Once again, the static Create method instantiates a LyraDecoder with the
desired sample rate in Hertz and number of channels, as long as those parameters
are supported. Else it returns a nullptr. These parameters don’t need to be
the same as the ones in LyraEncoder. And once again, the Create method also
needs to know where the model weights are stored. It also checks that these
weights exist and are compatible with the current Lyra version.

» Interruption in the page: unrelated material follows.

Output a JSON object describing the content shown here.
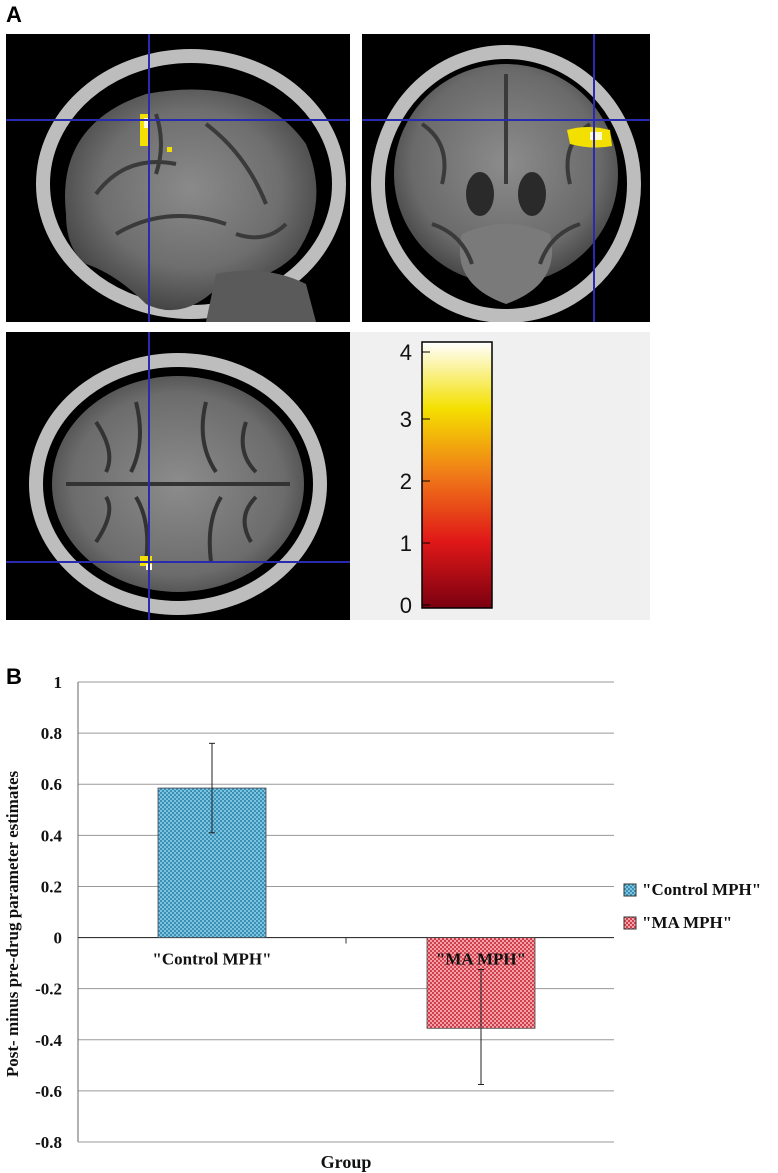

Given a LyraDecoder, any packet can be decoded by first feeding it into
SetEncodedPacket, which returns true if the provided span of bytes is a valid
Lyra-encoded packet.

Then the int16-formatted samples can be obtained by calling DecodeSamples. If
there isn’t a packet available, but samples still need to be generated, the
decoder might switch to a comfort noise generation mode, which can be checked
using is_comfort_noise.

The rest of the LyraDecoder methods are just getters for the different
predetermined parameters.

For an example on how to use LyraEncoder and LyraDecoder to encode and
decode a stream of audio, please refer to the
integration test.

License

Use of this source code is governed by a Apache v2.0 license that can be found
in the LICENSE file.

Papers

  1. Kleijn, W. B., Lim, F. S., Luebs, A., Skoglund, J., Stimberg, F., Wang, Q.,
    & Walters, T. C. (2018, April).
    Wavenet based low rate speech coding. In
    2018 IEEE international conference on acoustics, speech and signal
    processing (ICASSP) (pp. 676-680). IEEE.
  2. Denton, T., Luebs, A., Chinen, M., Lim, F. S., Storus, A., Yeh, H., Kleijn,
    W. B., & Skoglund, J. (2020, November).
    Handling Background Noise in Neural Speech Generation.
    In 2020 54th Asilomar Conference on Signals, Systems, and Computers (pp.
    667-671). IEEE.
  3. Kleijn, W. B., Storus, A., Chinen, M., Denton, T., Lim, F. S., Luebs, A.,
    Skoglund, J., & Yeh, H. (2021, June).
    Generative speech coding with predictive variance regularization.
    In ICASSP 2021-2021 IEEE International Conference on Acoustics, Speech and
    Signal Processing (ICASSP) (pp. 6478-6482). IEEE.
  4. Zeghidour, N., Luebs, A., Omran, A., Skoglund, J., & Tagliasacchi, M.
    (2021).
    SoundStream: An end-to-end neural audio codec.
    IEEE/ACM Transactions on Audio, Speech, and Language Processing.